In one embodiment, the generating the attention feature vector for the respective head comprises:

extracting a corresponding head subregion characteristic matrix based on a first head candidate detection frame by utilizing a first interested region extraction layer of the heuristic attention weighting network;

utilizing a first global pooling layer of the heuristic attention weighting network to perform global average sampling on the head sub-region feature matrix to obtain a corresponding head average feature vector;

extracting a corresponding feature matrix of the sub-region of the facial features based on each of the facial feature candidate detection boxes by using a second region-of-interest extraction layer of the heuristic attention weighting network;

utilizing a second global pooling layer of the heuristic attention weighting network to carry out average sampling on the feature matrix of each facial feature subregion so as to obtain an average feature vector of the corresponding facial feature;

calculating an attention weight vector for each of the five sense organs in the respective head based on the average feature vector for the head and the average feature vector for the respective five sense organs;

and performing point multiplication on the head average feature vector and the attention weight vector of each corresponding five sense organs respectively, and summing the result of the point multiplication to obtain the attention feature vector of the head corresponding to the first head candidate detection box.

In one embodiment, said calculating an attention weight vector for each of said five sense organs in the respective head comprises:

if the average feature vector exists in the five sense organs, the average feature vector of the corresponding five sense organs is point-multiplied with the average feature vector of the head to obtain a corresponding attention weight vector;

if the average feature vector does not exist for the five sense organs, then the corresponding attention weight vector is zero.

In one embodiment, the adjusting the parameters of the crowd detection model comprises:

adjusting parameters in the head detection model, the facial feature detection model, the heuristic attention weighting network, and the classification network.

In one embodiment, the five sense organs include:

left eye, right eye, left ear, right ear, and mouth.

A method of population counting, comprising:

acquiring a target detection picture;

detecting the head of a person in the target detection picture based on a crowd detection model, and counting the detected head to obtain the number of the person in the target detection picture;

wherein the confidence of the counting head is greater than a preset threshold; the crowd detection model is obtained by training in advance by adopting any crowd detection model training method.

A crowd detection model training apparatus comprising:

the sample data acquisition module is used for acquiring a sample data set; wherein, the head and the five sense organs of the person in the sample picture are marked with a detection frame;

the model training module is used for training a pre-constructed crowd detection model by using the sample data set to obtain a target crowd detection model; wherein the training comprises:

A people counting device comprising:

the detection target acquisition module is used for acquiring a target detection picture;

the head detection module is used for detecting the head in the target detection picture based on a crowd detection model and counting the detected head to obtain the number of people in the target detection picture; wherein the confidence of the counting head is greater than a preset threshold; the crowd detection model is obtained by training by adopting any crowd detection model training method.
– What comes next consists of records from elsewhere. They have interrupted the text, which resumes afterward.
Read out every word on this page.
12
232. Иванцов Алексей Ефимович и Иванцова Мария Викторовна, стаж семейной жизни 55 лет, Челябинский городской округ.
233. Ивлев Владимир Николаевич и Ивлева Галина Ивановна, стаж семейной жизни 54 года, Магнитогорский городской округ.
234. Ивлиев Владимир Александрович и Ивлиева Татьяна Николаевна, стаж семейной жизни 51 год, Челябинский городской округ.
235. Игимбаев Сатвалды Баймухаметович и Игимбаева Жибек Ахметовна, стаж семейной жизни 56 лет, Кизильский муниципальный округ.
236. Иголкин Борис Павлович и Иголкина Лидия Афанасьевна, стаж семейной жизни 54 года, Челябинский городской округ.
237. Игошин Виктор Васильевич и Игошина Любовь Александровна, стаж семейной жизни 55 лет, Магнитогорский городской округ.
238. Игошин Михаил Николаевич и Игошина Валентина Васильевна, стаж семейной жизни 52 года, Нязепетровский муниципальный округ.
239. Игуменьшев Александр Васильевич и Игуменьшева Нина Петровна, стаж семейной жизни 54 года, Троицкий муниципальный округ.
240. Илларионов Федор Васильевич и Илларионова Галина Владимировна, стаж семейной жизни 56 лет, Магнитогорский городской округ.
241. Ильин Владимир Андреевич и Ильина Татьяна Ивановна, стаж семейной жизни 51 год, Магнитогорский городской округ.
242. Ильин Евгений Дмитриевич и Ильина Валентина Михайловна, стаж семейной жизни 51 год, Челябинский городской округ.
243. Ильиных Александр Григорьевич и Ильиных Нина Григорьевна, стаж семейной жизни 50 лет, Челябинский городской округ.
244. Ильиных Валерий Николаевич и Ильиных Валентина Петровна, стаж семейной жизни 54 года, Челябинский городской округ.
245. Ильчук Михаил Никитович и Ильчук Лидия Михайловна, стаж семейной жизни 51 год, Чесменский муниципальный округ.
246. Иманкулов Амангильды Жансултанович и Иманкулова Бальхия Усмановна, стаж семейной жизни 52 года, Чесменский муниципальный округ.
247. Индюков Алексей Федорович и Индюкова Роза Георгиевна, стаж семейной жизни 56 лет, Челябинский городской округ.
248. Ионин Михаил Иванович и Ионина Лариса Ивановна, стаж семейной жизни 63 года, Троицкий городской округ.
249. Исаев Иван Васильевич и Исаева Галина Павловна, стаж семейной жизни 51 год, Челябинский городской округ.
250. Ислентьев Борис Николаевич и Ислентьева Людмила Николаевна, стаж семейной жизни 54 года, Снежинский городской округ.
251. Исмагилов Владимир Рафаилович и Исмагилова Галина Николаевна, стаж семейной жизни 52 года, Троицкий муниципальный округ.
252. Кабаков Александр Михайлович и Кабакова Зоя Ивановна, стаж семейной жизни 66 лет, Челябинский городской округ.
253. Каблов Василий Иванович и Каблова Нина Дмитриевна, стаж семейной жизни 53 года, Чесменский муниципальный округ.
A crowd detection model training apparatus comprising a processor and a memory;

the memory has stored therein an application executable by the processor for causing the processor to perform the crowd detection model training method of any one of claims 1 to 6.

A computer readable storage medium having stored therein computer readable instructions for performing the crowd detection model training method as described above.
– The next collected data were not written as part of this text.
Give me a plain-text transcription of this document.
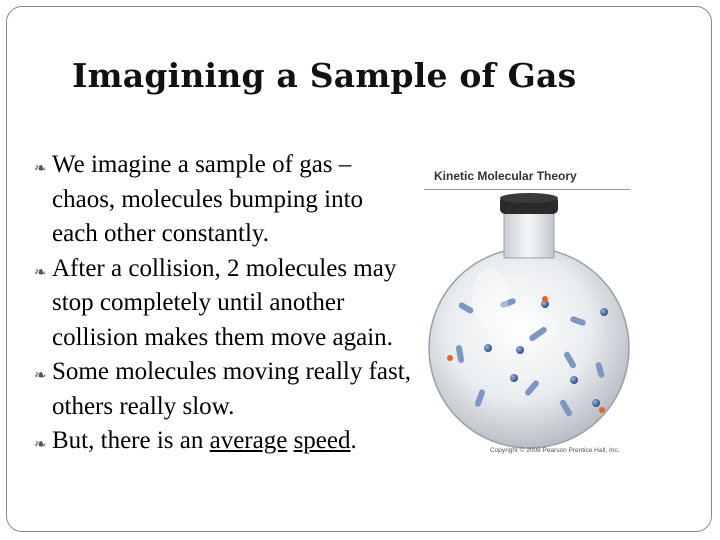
Imagining a Sample of Gas
❧ We imagine a sample of gas – chaos, molecules bumping into each other constantly.
❧ After a collision, 2 molecules may stop completely until another collision makes them move again.
❧ Some molecules moving really fast, others really slow.
❧ But, there is an average speed.
Kinetic Molecular Theory
Copyright © 2008 Pearson Prentice Hall, Inc.
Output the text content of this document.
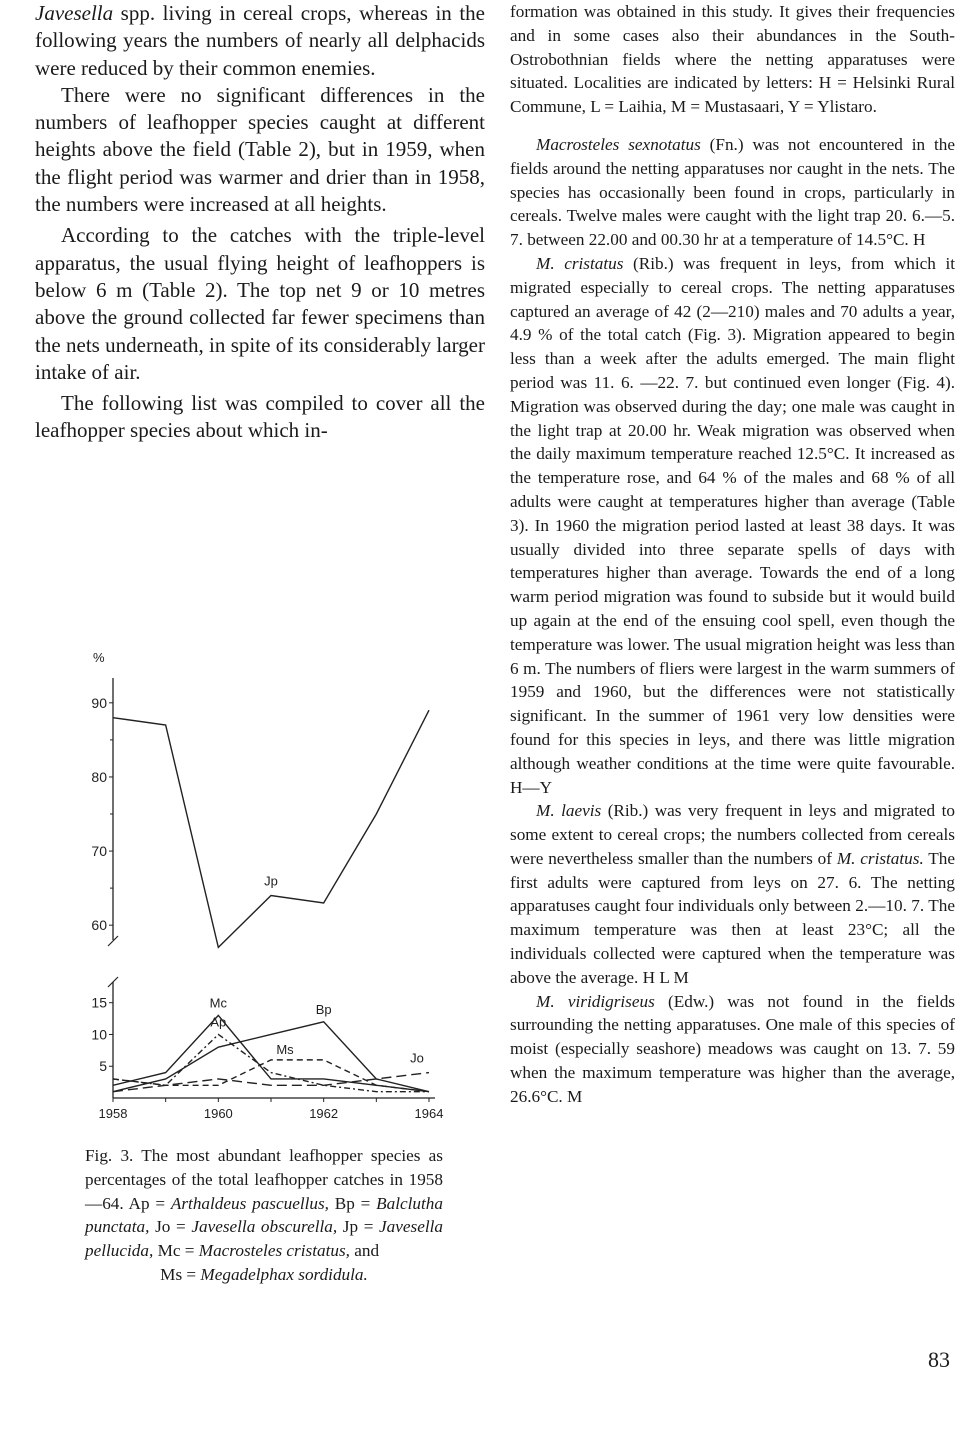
Javesella spp. living in cereal crops, whereas in the following years the numbers of nearly all delphacids were reduced by their common enemies.

There were no significant differences in the numbers of leafhopper species caught at different heights above the field (Table 2), but in 1959, when the flight period was warmer and drier than in 1958, the numbers were increased at all heights.

According to the catches with the triple-level apparatus, the usual flying height of leafhoppers is below 6 m (Table 2). The top net 9 or 10 metres above the ground collected far fewer specimens than the nets underneath, in spite of its considerably larger intake of air.

The following list was compiled to cover all the leafhopper species about which in-

%
90
80
70
60
15
10
5
1958	1960	1962	1964
Jp
Mc	Bp
Ap
Ms
Jo
Fig. 3. The most abundant leafhopper species as percentages of the total leafhopper catches in 1958—64. Ap = Arthaldeus pascuellus, Bp = Balclutha punctata, Jo = Javesella obscurella, Jp = Javesella pellucida, Mc = Macrosteles cristatus, and
Ms = Megadelphax sordidula.

formation was obtained in this study. It gives their frequencies and in some cases also their abundances in the South-Ostrobothnian fields where the netting apparatuses were situated. Localities are indicated by letters: H = Helsinki Rural Commune, L = Laihia, M = Mustasaari, Y = Ylistaro.

Macrosteles sexnotatus (Fn.) was not encountered in the fields around the netting apparatuses nor caught in the nets. The species has occasionally been found in crops, particularly in cereals. Twelve males were caught with the light trap 20. 6.—5. 7. between 22.00 and 00.30 hr at a temperature of 14.5°C. H

M. cristatus (Rib.) was frequent in leys, from which it migrated especially to cereal crops. The netting apparatuses captured an average of 42 (2—210) males and 70 adults a year, 4.9 % of the total catch (Fig. 3). Migration appeared to begin less than a week after the adults emerged. The main flight period was 11. 6. —22. 7. but continued even longer (Fig. 4). Migration was observed during the day; one male was caught in the light trap at 20.00 hr. Weak migration was observed when the daily maximum temperature reached 12.5°C. It increased as the temperature rose, and 64 % of the males and 68 % of all adults were caught at temperatures higher than average (Table 3). In 1960 the migration period lasted at least 38 days. It was usually divided into three separate spells of days with temperatures higher than average. Towards the end of a long warm period migration was found to subside but it would build up again at the end of the ensuing cool spell, even though the temperature was lower. The usual migration height was less than 6 m. The numbers of fliers were largest in the warm summers of 1959 and 1960, but the differences were not statistically significant. In the summer of 1961 very low densities were found for this species in leys, and there was little migration although weather conditions at the time were quite favourable. H—Y

M. laevis (Rib.) was very frequent in leys and migrated to some extent to cereal crops; the numbers collected from cereals were nevertheless smaller than the numbers of M. cristatus. The first adults were captured from leys on 27. 6. The netting apparatuses caught four individuals only between 2.—10. 7. The maximum temperature was then at least 23°C; all the individuals collected were captured when the temperature was above the average. H L M

M. viridigriseus (Edw.) was not found in the fields surrounding the netting apparatuses. One male of this species of moist (especially seashore) meadows was caught on 13. 7. 59 when the maximum temperature was higher than the average, 26.6°C. M

83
The embodiment of the invention also provides crowd counting equipment, which comprises a processor and a memory;

the memory has stored therein an application executable by the processor for causing the processor to perform the people counting method as described above.

Embodiments of the present invention also provide a computer-readable storage medium having stored therein computer-readable instructions for performing the people counting method as described above.

According to the technical scheme, in the model training method and device and the crowd counting method and device provided by the embodiment of the invention, in the process of training the crowd detection model by using the sample picture, the five sense organs are detected on the basis of the human head detection, and the results of the human head detection and the five sense organs are comprehensively processed by using a heuristic attention weighting mechanism to generate the attention characteristic vector of each head detected by the human head. Therefore, the difference between the human head and other similar objects in the shape can be improved by utilizing the result of the five sense organs detection and adopting a heuristic attention weighting mechanism, so that the accuracy of the attention feature vector input to the classification network can be improved, the false detection of the human head in the human head detection result is screened out, and the detection accuracy of the crowd detection model can be improved. Accordingly, the accuracy of people counting by using the people detection model is improved.

Drawings

FIG. 1 is a schematic flow chart of a method according to a first embodiment of the present invention;

FIG. 2 is a schematic diagram of a crowd detection model network structure according to an embodiment of the present invention;

FIG. 3 is a schematic flow chart of a second embodiment of the method of the present invention;

FIG. 4 is a schematic structural diagram of an apparatus according to a third embodiment of the present invention;

fig. 5 is a schematic structural diagram of a fourth apparatus according to the embodiment of the present invention.

Detailed Description

In order to make the objects, technical solutions and advantages of the present invention more apparent, the present invention will be described in further detail with reference to the accompanying drawings and specific embodiments.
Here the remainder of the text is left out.